The online order fulfillment monster has come under public scrutiny in the UK after an undercover ITV investigation aired on June 24 showing that the practice of Amazon destroying goods and new items is not illegal in the UK.
According to reports made to ITV by whistleblowers, between 130,000 and 200,000 items are expected to be marked “destroy” in one week at one of the 24 Amazon fulfillment centers in the UK.
The Dunfermline warehouse in Scotland, which the story broke as the primary location for the return of the unwanted stock, was filmed by investigators taking a truckload of barrels filled with items to a waste recycling plant.
In addition, the whistleblower provided evidence through screenshots of excel spreadsheets with targets for destruction, which business correspondent Richard Pallot reported on.
If Amazon destroying goods to that extent in one warehouse alone the overall numbers of items are many millions a year – in the UK. Yet when questioned by ITV’s John Boumphrey, the head of Amazon’s UK business told the channel that the amount of stock destroyed is “extremely small.”

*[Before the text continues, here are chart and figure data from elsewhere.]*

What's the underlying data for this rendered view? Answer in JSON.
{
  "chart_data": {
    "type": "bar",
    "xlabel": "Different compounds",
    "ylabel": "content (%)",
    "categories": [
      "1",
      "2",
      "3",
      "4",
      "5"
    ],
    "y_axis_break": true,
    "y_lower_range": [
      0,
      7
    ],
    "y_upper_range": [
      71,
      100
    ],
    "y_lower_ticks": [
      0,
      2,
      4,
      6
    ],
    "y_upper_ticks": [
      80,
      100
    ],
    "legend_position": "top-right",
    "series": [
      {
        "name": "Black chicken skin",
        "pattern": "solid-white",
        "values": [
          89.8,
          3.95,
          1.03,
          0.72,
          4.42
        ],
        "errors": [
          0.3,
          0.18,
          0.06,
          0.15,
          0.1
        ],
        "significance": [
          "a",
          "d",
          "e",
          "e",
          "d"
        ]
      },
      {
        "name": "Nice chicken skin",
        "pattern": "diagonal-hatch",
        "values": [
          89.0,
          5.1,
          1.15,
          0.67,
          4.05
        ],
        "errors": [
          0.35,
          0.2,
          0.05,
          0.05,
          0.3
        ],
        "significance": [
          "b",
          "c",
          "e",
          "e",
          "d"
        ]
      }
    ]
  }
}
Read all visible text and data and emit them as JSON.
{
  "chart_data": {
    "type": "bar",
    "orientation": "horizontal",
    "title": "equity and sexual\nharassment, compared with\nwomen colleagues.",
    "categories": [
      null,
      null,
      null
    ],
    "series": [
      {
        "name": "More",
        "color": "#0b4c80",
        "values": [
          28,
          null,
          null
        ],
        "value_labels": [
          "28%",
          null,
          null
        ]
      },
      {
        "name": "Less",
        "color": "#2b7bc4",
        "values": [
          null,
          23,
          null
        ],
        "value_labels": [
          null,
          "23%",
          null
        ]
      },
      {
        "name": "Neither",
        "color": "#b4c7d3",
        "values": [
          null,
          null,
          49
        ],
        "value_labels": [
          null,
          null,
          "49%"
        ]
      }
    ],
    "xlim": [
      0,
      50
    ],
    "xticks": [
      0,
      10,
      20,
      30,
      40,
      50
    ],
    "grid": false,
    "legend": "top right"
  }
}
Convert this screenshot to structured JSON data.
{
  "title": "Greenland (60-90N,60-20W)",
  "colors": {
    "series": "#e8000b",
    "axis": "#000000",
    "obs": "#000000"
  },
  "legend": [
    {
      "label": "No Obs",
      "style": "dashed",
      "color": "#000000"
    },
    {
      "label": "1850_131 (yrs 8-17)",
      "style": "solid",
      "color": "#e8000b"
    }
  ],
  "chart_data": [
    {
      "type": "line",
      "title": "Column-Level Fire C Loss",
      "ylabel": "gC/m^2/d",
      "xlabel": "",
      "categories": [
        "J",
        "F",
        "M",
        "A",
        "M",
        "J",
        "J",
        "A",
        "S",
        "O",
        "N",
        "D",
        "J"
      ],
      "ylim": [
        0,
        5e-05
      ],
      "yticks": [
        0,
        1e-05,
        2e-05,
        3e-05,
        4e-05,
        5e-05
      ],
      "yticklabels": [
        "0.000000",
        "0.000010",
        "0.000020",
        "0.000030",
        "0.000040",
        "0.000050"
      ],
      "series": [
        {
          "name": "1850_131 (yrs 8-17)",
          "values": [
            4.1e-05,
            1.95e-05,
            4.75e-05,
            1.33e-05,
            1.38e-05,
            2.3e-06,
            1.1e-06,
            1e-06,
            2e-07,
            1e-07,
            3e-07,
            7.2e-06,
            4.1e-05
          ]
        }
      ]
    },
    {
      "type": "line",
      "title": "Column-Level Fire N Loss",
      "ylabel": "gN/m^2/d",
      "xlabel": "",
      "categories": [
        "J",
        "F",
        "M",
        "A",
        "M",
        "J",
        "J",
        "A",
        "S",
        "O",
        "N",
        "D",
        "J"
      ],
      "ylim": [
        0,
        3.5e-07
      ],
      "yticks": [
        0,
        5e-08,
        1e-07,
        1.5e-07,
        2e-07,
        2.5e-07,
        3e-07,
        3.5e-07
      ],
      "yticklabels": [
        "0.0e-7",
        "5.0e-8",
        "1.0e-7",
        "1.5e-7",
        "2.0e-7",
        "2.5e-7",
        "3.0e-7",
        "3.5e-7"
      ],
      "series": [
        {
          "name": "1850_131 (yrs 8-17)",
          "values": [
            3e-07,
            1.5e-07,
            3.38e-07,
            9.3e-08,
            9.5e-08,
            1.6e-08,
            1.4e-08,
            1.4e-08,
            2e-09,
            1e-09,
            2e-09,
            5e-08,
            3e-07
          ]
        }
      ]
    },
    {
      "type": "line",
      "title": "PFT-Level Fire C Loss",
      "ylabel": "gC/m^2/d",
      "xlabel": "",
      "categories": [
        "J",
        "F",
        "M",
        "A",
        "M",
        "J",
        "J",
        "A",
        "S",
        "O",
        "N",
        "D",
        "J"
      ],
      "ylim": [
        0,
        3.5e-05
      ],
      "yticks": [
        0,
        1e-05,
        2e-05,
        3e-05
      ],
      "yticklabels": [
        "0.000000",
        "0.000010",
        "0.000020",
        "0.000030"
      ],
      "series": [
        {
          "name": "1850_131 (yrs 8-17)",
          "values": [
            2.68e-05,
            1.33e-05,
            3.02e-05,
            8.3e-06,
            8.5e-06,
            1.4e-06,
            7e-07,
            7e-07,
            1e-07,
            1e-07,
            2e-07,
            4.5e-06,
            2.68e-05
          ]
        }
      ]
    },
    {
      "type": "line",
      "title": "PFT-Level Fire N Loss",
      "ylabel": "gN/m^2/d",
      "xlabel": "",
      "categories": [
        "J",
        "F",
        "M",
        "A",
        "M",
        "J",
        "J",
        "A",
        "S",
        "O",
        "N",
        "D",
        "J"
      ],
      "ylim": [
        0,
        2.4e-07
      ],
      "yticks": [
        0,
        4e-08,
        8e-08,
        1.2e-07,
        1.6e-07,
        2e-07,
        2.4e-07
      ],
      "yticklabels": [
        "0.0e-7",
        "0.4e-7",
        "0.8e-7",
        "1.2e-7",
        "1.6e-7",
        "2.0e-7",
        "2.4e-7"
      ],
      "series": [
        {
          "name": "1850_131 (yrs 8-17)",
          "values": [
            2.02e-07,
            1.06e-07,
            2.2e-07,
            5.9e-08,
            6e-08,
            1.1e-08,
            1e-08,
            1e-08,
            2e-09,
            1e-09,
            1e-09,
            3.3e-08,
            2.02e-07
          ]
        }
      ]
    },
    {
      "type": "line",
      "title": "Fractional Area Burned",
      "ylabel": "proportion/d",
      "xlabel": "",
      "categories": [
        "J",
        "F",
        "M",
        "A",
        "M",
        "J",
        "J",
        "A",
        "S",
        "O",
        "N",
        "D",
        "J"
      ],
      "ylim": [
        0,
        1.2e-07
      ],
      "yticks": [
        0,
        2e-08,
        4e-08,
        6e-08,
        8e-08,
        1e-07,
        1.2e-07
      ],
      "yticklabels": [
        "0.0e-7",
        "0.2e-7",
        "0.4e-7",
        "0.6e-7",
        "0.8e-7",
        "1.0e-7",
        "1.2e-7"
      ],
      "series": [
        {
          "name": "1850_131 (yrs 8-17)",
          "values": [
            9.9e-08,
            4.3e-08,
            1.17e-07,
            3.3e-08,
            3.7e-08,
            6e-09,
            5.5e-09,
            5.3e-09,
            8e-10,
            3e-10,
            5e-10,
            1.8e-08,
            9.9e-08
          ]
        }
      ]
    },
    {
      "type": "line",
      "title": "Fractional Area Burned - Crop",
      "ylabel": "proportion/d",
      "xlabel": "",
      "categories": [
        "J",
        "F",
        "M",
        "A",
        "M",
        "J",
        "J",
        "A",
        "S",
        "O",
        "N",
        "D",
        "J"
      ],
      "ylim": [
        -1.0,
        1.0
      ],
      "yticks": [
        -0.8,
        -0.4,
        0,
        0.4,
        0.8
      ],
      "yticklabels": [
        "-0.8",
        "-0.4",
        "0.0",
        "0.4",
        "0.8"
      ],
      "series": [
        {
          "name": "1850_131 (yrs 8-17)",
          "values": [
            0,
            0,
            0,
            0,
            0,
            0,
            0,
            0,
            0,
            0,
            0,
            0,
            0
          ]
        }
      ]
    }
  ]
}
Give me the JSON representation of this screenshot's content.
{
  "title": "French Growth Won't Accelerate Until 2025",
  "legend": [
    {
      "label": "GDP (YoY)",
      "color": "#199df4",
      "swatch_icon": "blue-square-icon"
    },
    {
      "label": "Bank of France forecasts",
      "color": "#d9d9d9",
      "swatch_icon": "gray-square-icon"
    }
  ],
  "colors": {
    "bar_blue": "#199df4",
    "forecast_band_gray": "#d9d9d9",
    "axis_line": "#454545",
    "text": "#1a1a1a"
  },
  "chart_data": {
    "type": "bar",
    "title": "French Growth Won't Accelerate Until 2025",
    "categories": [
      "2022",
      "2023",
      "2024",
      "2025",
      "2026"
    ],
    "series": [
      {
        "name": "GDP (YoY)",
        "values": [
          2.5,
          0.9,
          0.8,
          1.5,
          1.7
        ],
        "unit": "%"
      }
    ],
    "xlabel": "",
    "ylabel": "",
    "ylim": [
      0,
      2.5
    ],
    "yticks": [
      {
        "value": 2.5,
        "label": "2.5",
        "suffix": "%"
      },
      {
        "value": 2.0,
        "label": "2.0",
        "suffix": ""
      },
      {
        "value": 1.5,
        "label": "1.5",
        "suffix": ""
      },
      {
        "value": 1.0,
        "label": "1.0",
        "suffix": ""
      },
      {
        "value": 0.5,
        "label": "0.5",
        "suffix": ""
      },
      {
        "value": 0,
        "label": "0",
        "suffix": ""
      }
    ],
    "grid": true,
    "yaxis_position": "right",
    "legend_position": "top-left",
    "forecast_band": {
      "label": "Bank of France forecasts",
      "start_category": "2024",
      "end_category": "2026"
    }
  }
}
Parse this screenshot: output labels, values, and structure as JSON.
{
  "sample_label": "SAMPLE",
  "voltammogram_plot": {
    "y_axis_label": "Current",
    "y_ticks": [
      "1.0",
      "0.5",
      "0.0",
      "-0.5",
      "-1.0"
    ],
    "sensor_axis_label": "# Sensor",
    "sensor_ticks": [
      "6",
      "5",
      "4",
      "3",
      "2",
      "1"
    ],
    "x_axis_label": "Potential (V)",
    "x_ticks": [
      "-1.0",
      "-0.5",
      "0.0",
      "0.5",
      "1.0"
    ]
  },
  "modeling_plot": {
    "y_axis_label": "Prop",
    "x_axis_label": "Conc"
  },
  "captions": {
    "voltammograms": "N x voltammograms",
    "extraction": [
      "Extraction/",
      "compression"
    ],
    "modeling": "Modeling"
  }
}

Perhaps he meant in comparison to the overall amount of business done by Amazon, which reported a profit from January to March 2021 of $8.1bn (£5.8bn)
Despite the shock of the British public, the practice of Amazon destroying goods appears to be commonplace around the world and is not breaking any laws in the UK. Nevertheless, once the news came out, the Prime Minister wanted the matter “looked into”!
Amazon destroying goods not only in the UK
In Canada, undercover investigators posed as interested customers and were given a Toronto e-waste recycling and product destruction facility tour.
Then, armed with micro cameras, they recorded an employee saying that the facility receives ’’tons and tons of Amazon returns and that every week their facility breaks apart and shreds at least one tractor-trailer load of Amazon returns; sometimes even up to three to five truck-loads.”
Other investigations revealed a similar story. For example, one investigator purchased items from Amazon Canada, opened the packaging, and inserted a GPS tracker into each one. Everything was sent back in its original packaging.
The trackers revealed the journeys that the items then took, including the story of a backpack that ended up in a waste management plant even though there was nothing wrong with it when it was put back in the packaging and returned.
Another undercover investigation, this time by a French Television station, revealed a similar story in 2019. Alma Dufour, a campaigner at Friends of the Earth, told Télérama: “Amazon prefers to throw away some of the unsold products on its site, rather than continuing to stock them, even if they are new, in perfect working order or with slight defects.”
In 2020, the French government, acting to stop Amazon from destroying goods, passed a new Waste Law known as Law No. 2020-105: Regarding a Circular Economy and the Fight Against Waste. The objective is for businesses and consumers to reuse resources and recycle as much as possible against set targets.
A challenge is the order fulfillment service that Amazon runs, which charges Amazon marketplace suppliers for warehouse space for holding their goods, picking, and dispatching against orders.
Once the cost of keeping goods becomes more expensive and less profitable, suppliers often have the goods destroyed because it’s cheaper than waiting to sell them.
Consumer online shopping trends show that 10 percent of people who shop in a physical store take items back compared to more than 40 percent of shoppers who buy goods online. With the move to mostly online shopping during the pandemic and lockdowns, this trend is set to increase.
Fake reviews: A big issue
It’s not a good time for Amazon’s UK business, which, along with Google, is being investigated by the Competition and Markets Authority (CMA) for not doing enough to stop fake reviews on their sites.
The Guardian reported that Andrea Coscelli, the chief executive of the CMA, said: “Our worry is that millions of online shoppers could be misled by reading fake reviews and then spending their money based on those recommendations.”
In addition, fake reviews could drive up returns if consumers find that the products do not perform as expected from reading online comments. The CMA has said it will take action if its investigations find that British Consumer Law has been broken.